AI Math

\[\mathbf{x} = \begin{bmatrix}x_1 \\ x_2 \\ \vdots \\ x_n\end{bmatrix} \in \mathbb{R}^n\]
Symbols: \(x_i\) = i-th component; \(\mathbb{R}^n\) = n-dimensional real space.
Intuition: A vector is an ordered list of n numbers. In ML it represents a data point, feature embedding, or parameter set as a point in n-dimensional space.

\[\mathbf{a} + \mathbf{b} = \begin{bmatrix}a_1+b_1 \\ a_2+b_2 \\ \vdots \\ a_n+b_n\end{bmatrix}\]
Symbols: \(a_i, b_i\) = corresponding components of vectors a and b.
Intuition: Add element-wise. Geometrically, place the tail of b at the head of a; the sum points to the new head.

\[c\mathbf{x} = \begin{bmatrix}cx_1 \\ cx_2 \\ \vdots \\ cx_n\end{bmatrix}\]
Symbols: \(c \in \mathbb{R}\) = scalar; \(x_i\) = i-th component.
Intuition: Scales every component by c. Stretches (|c|>1), shrinks (|c|

\[\|\mathbf{x}\|_2 = \sqrt{\sum_{i=1}^n x_i^2}\]
Symbols: \(\|\cdot\|_2\) = L2 norm; \(x_i\) = i-th component; \(n\) = dimension.
Intuition: The straight-line (Euclidean) distance from the origin to the tip of the vector. Most common norm in ML for measuring distances.

\[\|\mathbf{x}\|_1 = \sum_{i=1}^n |x_i|\]
Symbols: \(|x_i|\) = absolute value of i-th component.
Intuition: Sum of absolute values. Also called the 'Manhattan' or 'taxicab' distance. Encourages sparsity in optimization (L1 regularization).

\[\|\mathbf{x}\|_p = \left(\sum_{i=1}^n |x_i|^p\right)^{1/p}\]
Symbols: \(p \geq 1\) = norm order; \(x_i\) = i-th component.
Intuition: Generalizes L1 (p=1) and L2 (p=2). As \(p \to \infty\) it becomes the max norm \(\|\mathbf{x}\|_\infty = \max_i |x_i|\).

\[\|A\|_F = \sqrt{\sum_{i,j} A_{ij}^2}\]
Symbols: \(A_{ij}\) = element at row i, column j.
Intuition: The L2 norm applied to a matrix by treating it as a flattened vector. Equivalent to \(\sqrt{\mathrm{tr}(A^\top A)}\).

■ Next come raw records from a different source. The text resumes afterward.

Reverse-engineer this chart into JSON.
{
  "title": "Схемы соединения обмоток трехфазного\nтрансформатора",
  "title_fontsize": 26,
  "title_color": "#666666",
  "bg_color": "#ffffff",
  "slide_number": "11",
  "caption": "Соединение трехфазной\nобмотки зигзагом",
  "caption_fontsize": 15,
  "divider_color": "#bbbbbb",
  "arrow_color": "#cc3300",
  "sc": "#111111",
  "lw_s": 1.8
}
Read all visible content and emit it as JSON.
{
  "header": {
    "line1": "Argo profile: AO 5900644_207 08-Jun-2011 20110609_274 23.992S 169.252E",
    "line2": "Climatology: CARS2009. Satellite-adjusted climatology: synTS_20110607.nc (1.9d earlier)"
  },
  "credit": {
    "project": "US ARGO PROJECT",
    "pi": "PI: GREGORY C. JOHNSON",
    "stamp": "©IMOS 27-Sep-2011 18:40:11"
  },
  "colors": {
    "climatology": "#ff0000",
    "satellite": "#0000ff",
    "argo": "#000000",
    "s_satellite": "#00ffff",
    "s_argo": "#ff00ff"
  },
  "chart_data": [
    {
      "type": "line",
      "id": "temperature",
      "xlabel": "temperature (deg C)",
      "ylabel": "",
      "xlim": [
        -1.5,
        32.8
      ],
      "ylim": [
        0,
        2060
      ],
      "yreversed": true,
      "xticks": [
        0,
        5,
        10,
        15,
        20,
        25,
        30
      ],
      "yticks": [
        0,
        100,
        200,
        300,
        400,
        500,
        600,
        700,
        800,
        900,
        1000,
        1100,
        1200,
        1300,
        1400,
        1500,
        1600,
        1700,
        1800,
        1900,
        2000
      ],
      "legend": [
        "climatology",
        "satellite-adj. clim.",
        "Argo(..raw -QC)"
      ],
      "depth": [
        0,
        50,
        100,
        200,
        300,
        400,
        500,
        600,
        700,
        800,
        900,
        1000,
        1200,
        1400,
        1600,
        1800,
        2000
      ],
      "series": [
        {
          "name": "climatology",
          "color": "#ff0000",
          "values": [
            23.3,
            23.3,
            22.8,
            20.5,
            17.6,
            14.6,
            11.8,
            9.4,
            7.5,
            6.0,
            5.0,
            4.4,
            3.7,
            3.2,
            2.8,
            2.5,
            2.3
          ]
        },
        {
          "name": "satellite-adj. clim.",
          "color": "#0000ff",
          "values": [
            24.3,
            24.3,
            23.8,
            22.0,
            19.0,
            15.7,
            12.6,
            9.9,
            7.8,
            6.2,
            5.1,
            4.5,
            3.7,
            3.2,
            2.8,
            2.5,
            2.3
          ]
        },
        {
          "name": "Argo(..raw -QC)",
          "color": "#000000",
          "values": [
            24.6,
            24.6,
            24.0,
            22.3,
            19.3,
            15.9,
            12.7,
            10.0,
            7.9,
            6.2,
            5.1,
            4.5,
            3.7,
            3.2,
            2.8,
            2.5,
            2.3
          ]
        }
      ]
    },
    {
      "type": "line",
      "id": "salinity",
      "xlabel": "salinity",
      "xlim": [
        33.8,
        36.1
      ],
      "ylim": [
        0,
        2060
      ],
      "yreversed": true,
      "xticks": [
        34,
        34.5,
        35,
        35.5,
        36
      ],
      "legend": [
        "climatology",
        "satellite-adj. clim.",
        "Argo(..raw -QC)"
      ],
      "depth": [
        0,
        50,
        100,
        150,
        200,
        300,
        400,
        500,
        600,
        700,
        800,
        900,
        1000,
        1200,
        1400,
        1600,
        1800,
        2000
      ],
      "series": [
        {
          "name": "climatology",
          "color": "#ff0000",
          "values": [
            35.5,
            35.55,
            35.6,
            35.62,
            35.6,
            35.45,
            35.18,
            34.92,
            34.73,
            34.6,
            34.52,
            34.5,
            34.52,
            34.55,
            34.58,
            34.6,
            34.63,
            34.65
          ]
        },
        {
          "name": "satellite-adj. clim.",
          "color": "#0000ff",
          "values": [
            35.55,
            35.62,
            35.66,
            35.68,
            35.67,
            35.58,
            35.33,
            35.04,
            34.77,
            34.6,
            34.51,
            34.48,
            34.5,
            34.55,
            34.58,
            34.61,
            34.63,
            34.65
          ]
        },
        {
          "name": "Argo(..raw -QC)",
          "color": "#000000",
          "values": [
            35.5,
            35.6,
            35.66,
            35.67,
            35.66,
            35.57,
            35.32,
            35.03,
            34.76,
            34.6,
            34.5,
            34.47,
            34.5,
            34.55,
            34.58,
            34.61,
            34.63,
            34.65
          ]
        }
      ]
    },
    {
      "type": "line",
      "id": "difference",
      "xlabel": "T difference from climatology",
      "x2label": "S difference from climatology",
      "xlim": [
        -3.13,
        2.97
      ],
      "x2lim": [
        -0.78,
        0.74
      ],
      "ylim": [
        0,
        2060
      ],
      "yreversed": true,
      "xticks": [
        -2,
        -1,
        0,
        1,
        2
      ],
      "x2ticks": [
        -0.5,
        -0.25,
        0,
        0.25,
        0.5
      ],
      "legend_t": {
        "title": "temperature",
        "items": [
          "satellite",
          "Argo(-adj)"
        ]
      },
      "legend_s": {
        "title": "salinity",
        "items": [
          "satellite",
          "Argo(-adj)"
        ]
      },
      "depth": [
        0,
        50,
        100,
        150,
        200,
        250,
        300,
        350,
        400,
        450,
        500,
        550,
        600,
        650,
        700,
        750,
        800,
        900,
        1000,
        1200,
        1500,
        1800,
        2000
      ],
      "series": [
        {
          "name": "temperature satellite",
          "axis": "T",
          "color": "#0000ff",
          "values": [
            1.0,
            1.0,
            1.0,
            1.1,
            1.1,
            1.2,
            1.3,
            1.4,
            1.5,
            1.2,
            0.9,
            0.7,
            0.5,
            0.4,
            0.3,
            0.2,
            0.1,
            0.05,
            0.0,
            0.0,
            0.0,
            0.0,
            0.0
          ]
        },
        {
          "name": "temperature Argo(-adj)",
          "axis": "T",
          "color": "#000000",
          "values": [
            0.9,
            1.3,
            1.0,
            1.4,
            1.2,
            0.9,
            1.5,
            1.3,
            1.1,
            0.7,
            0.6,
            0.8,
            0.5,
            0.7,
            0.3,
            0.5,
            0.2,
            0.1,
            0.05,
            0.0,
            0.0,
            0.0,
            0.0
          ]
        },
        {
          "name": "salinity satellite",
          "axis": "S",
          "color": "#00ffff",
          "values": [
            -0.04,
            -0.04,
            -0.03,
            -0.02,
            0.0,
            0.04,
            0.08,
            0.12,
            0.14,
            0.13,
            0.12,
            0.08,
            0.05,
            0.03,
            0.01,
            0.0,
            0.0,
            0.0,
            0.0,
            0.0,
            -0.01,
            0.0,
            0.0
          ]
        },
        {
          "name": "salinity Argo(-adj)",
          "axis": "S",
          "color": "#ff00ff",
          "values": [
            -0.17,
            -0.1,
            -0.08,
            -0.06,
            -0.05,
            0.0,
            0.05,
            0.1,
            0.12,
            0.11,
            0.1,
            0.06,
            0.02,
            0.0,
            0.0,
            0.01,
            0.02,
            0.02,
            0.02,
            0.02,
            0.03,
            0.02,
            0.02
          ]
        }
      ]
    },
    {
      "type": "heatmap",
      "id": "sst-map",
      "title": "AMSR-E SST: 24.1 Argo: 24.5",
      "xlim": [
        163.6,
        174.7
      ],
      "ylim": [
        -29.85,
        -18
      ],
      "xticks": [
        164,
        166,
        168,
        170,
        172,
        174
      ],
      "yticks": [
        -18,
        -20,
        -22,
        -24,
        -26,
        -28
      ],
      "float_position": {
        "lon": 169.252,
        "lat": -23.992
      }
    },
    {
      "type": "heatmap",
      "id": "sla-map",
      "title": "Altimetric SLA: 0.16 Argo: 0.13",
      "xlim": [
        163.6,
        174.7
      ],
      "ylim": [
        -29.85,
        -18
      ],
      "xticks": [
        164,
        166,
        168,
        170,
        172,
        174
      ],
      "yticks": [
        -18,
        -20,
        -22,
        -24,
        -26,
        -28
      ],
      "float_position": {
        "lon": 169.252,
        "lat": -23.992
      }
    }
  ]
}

\[\mathbf{a} \cdot \mathbf{b} = \sum_{i=1}^n a_i b_i = \|\mathbf{a}\|_2\|\mathbf{b}\|_2\cos\theta\]
Symbols: \(a_i, b_i\) = components; \(\theta\) = angle between vectors.
Intuition: Measures how aligned two vectors are. Zero = orthogonal; positive = same direction; negative = opposite direction.

\[\mathbf{a} \perp \mathbf{b} \iff \mathbf{a} \cdot \mathbf{b} = 0\]
Symbols: \(\perp\) = perpendicular symbol.
Intuition: Two vectors are orthogonal (perpendicular) iff their dot product is zero — cos 90° = 0.

\[\cos\theta = \frac{\mathbf{a} \cdot \mathbf{b}}{\|\mathbf{a}\|_2\|\mathbf{b}\|_2}\]
Symbols: \(\theta\) = angle between a and b.
Intuition: Normalizes the dot product by the product of norms to get a similarity score in [-1, 1]. Widely used in NLP to compare embedding vectors.

\[|\mathbf{a} \cdot \mathbf{b}| \leq \|\mathbf{a}\|_2 \|\mathbf{b}\|_2\]
Symbols: \(|\cdot|\) = absolute value; \(\|\cdot\|_2\) = L2 norm.
Intuition: The dot product can never exceed the product of the norms. Equality holds iff vectors are parallel.

\[A \in \mathbb{R}^{m \times n},\quad A = \begin{bmatrix}a_{11} & \cdots & a_{1n} \\ \vdots & \ddots & \vdots \\ a_{m1} & \cdots & a_{mn}\end{bmatrix}\]
Symbols: \(m\) = rows; \(n\) = columns; \(a_{ij}\) = element at row i, col j.
Intuition: A rectangular array of numbers. In ML, represents linear maps, datasets (rows = samples, cols = features), or weight tensors.